Lemon drizzle cake is the UK's favourite type of cake and if you try this cake, you're sure to understand why.
Lemon drizzle cakes are nearly always super moist but the balance between the sugar and the sourness from the lemons isn't always well-balance. This recipe is super well-balanced and of course is also really moist like the traditional one.
I was really skeptical in the beginning of making candied peel; did lemon peel taste good and could you taste that it was peelings?
The answer to the first question is yes- yes they taste delicious and to the second question, it's no, I couldn't tell, the consistence was very soft and malleable. They're exactly like "pâtes de fruits" that you get in France or like fruit pastels. I was so amazed that peelings go be like this.

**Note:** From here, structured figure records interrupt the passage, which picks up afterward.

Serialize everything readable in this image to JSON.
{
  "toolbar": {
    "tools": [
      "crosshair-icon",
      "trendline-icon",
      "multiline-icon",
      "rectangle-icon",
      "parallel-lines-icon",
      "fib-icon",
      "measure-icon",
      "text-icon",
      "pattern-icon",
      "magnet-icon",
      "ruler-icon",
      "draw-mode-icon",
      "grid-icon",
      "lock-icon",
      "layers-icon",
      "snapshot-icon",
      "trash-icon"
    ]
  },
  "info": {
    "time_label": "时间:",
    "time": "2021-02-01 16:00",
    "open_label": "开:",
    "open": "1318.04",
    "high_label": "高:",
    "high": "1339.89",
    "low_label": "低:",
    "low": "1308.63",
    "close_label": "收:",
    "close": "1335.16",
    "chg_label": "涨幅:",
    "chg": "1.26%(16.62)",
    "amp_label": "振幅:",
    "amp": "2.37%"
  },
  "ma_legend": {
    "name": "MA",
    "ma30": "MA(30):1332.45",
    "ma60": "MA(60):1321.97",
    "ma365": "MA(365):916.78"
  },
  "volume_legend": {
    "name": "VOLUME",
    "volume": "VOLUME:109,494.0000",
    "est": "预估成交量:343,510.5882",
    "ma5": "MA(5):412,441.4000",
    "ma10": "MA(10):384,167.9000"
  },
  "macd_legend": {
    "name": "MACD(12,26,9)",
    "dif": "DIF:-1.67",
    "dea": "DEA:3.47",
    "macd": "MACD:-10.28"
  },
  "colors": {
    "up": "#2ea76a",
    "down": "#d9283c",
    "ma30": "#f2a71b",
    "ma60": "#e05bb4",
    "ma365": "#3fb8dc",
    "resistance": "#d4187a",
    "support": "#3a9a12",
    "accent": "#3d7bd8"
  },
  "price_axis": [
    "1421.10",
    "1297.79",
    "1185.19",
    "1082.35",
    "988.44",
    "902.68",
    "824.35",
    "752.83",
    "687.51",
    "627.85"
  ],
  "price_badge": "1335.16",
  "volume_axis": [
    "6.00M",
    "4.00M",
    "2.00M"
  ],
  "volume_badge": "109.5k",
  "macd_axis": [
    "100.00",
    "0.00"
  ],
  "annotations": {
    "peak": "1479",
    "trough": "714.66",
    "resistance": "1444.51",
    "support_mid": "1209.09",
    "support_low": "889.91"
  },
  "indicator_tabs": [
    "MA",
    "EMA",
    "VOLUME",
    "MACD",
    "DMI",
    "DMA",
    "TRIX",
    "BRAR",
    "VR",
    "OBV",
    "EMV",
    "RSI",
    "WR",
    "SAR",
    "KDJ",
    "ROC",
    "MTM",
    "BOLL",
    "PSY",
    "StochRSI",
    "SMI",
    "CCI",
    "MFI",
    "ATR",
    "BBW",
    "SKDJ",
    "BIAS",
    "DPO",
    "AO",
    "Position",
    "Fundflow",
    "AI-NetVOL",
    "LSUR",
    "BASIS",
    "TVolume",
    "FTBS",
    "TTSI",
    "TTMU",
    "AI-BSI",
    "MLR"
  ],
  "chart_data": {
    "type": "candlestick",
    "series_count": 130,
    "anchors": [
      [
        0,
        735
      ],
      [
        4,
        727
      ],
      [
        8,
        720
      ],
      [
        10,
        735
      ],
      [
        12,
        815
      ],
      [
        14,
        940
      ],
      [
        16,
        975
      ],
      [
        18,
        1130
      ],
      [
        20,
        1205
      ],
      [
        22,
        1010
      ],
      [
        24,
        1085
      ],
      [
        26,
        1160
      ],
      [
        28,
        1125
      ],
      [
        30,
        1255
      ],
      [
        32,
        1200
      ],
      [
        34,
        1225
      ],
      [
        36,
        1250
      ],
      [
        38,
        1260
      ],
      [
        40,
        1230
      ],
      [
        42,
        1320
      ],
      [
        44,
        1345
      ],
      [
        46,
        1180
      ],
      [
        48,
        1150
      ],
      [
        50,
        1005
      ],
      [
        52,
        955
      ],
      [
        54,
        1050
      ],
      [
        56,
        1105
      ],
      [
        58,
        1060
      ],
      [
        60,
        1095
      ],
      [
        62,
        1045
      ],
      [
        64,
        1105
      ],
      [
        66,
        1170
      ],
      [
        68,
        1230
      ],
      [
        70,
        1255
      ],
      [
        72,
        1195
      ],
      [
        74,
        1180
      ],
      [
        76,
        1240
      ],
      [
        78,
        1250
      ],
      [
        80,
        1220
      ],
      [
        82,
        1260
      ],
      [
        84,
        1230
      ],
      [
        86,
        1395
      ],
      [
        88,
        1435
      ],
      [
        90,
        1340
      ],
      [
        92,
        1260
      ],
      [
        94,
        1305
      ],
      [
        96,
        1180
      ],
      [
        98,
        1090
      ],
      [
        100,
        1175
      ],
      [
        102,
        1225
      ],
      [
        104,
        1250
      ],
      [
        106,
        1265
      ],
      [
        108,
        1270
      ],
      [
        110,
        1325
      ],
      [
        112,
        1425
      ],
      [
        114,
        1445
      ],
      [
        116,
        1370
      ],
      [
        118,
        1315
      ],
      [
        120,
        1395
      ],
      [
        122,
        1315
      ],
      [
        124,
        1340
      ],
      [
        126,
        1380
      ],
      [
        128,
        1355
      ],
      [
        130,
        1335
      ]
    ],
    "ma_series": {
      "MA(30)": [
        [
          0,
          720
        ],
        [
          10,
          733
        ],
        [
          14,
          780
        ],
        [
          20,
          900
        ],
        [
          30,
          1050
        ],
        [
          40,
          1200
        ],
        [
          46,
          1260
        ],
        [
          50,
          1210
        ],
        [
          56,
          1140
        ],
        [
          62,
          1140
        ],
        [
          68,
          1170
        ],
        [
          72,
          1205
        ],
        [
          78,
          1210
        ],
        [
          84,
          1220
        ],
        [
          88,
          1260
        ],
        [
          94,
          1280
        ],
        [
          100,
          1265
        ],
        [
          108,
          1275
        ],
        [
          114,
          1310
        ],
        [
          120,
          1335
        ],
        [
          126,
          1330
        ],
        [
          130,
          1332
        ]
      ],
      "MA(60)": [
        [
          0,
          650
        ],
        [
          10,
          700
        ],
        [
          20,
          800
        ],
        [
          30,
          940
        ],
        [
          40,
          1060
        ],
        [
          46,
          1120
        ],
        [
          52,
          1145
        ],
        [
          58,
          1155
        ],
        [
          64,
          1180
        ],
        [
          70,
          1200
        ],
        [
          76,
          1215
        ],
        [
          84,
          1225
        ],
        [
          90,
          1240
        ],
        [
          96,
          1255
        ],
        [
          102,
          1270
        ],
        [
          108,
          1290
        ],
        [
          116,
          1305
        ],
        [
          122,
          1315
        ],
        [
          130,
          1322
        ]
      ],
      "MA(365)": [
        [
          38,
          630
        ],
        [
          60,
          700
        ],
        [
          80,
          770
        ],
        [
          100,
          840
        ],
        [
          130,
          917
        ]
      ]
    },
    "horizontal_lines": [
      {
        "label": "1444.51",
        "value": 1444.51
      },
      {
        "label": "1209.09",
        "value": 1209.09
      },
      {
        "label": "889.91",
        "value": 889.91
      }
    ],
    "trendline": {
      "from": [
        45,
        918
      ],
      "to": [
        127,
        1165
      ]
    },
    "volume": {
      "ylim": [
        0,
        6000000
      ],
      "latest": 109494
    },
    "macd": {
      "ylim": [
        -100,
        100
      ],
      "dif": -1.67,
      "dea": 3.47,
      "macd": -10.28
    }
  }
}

My recipe for lemon drizzle cake is extra fluffy and airy because I whip up the egg whites and the addition of the candied peel just make it that little bit more fancy.If you usually make lemon drizzle cake but don't make the candied peel, you really should, it's so easy and so delicious and really worth the extra effort.
Ingredients:
3 eggs, separated
170 grams of caster sugar
180 grams of self-raising flour
1/2 teaspoon salt
1 teaspoon of baking powder
1/2 teaspoon baking soda
180 grams of baking spread / softened butter, unsalted
3 lemons
2 teaspoons of water
icing sugar
a bit of lime zest to garnish
200 ml of water x2
150 grams of white sugar + extra
50 grams of caster sugar
Recipe:
Starting with the decoration first, let's make the candied peel: Place the peelings of 2 of your lemons in a saucepan with 200 ml of water.
Let simmer for 1 hour.
Take the water out of the sauce pan and add some fresh water, 200 ml along with 200 grams of white sugar.
Let simmer for 30 mins.
Drain your peelings and toss them into some white sugar until fully coated and set aside.
For the cake: Pre-heat your oven to 180°C. Grease a loaf tin.
Combine your butter+ half of your caster sugar in a bowl and mix until pale and fluffy.
Add in your eggs yolks, 1 at a time, mixing for 30 secs between each .
Add in your flour + salt + baking powder + baking soda + the zest of 1 lemon along with it's juice.
Mix until combined.
Whisk your egg whites with the remaining caster sugar until stiff peaks.
Fold your egg whites into your batter with a spatula.
Place your batter into your loaf tin and bake for 50 - 60 mins.
Once cooked, take your cake out of the oven and poke tons of holes inside with a skewer.
Mix the juice of 2 lemons with 50 grams of caster sugar and pour all over the holes to soak the cake in your syrup.
Let the cake cool and take out of tin.
Make your royal icing by mixing 2 teaspoons of water with sifted icing sugar, adding a little at a time until it forms a smooth paste.
Pour the royal icing over the cake and garnish with the candied peel and lime zest.